Checking your shoe a dozen times for a tiny pebble can seem patently ridiculous when you finally discover the pain is actually a tiny splinter in your foot.
Such small details are, unfortunately, everywhere. They stand at the beginning of projects, determined to keep us from ever starting. They populate the final steps of those same projects, throwing out one extra unexpected step just after you thought you broke through the finishing ribbon. They exist as pebbles and splinters in shoes. They in fact join together to create massive problems.
Any problem is, just a web of much smaller problems.
Deconstructing a problem into many can certainly make each problem simpler and procedurally easier to solve, but this doesn’t mean they are any less aggravating.

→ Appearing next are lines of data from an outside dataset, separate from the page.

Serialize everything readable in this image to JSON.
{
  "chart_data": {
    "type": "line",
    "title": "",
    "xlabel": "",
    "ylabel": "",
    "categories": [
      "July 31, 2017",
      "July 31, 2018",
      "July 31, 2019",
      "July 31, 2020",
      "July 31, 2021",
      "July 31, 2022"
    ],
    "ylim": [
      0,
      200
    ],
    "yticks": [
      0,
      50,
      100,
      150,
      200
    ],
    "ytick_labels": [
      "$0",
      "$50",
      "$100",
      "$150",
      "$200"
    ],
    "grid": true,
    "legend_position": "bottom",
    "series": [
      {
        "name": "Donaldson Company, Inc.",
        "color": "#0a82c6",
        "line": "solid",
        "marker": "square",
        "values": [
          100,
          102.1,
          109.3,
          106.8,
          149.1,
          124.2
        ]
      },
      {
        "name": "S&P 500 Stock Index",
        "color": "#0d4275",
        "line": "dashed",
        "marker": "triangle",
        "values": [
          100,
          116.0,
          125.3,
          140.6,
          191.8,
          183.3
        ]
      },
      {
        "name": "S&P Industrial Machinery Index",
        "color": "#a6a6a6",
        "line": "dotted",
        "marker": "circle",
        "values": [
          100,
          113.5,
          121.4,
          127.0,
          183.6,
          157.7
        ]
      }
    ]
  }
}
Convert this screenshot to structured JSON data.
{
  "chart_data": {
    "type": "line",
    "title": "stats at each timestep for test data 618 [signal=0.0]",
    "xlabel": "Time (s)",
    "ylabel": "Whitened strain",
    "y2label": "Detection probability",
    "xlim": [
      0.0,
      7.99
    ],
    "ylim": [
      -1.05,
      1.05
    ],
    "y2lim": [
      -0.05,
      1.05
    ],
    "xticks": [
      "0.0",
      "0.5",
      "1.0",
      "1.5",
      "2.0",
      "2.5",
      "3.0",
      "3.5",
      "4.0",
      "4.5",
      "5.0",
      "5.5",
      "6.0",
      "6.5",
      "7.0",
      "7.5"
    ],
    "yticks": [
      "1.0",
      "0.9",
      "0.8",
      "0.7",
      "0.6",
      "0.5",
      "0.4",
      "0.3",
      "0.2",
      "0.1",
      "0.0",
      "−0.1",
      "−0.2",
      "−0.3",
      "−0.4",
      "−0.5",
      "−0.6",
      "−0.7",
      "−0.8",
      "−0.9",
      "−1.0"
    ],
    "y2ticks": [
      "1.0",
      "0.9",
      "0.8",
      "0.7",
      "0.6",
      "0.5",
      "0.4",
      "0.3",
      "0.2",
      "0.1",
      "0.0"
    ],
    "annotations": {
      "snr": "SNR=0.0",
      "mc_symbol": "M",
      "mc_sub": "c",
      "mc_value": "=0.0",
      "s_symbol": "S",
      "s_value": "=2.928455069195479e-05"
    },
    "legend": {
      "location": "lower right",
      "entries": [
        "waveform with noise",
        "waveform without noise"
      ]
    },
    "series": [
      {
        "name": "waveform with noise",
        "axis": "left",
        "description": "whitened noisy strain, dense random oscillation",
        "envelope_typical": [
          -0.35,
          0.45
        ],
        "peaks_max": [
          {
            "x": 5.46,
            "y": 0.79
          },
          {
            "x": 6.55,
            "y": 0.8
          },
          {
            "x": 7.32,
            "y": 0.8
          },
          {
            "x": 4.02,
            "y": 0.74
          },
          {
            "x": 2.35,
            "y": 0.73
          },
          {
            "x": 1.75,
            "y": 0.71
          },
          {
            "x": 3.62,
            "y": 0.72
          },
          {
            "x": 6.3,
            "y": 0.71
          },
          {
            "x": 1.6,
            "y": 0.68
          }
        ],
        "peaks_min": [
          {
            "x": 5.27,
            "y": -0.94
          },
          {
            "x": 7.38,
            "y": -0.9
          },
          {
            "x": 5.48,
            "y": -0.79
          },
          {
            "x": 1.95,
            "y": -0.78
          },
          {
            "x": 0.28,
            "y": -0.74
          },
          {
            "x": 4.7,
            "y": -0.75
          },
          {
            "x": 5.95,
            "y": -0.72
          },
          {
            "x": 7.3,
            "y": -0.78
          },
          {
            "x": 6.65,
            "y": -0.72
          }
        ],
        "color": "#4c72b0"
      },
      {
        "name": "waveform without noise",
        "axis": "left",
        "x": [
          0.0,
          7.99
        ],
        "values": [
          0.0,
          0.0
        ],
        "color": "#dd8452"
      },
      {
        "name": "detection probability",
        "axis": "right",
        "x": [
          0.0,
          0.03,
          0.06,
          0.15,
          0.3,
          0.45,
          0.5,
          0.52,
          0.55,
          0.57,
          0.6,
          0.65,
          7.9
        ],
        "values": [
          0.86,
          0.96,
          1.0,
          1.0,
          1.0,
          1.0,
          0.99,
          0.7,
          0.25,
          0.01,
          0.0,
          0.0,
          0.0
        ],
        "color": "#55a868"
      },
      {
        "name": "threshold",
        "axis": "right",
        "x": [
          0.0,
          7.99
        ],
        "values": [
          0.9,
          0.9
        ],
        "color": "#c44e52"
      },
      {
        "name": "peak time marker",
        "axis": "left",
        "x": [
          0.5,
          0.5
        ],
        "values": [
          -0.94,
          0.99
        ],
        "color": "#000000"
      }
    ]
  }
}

Fine-tuning anything, be it a guitar or the placement of a graphic or the placement of punctuation, is often easy in terms of what needs to be done. A little this way, a little that way, then back a little. But when results are less than ideal, over and over, the repetition of those easy small pseudo-solutions can be maddening.
The real problem in the end is not the arbitrarily elusive solution that we eventually find. The real challenge is an emotional one. When it comes to problem solving, intelligence is not nearly as important as patience, and being able to maintain a level head in the face of frustration.
Going through that tense experience of insanity, over and over, can bring us to realms of success that others admire. But note, the admiration is generated mostly by a lack of patience, and an inability to to mindfully direct one’s own attention in possibly productive ways, over and over, no matter the set back, the frustration and every little insane detail along the way.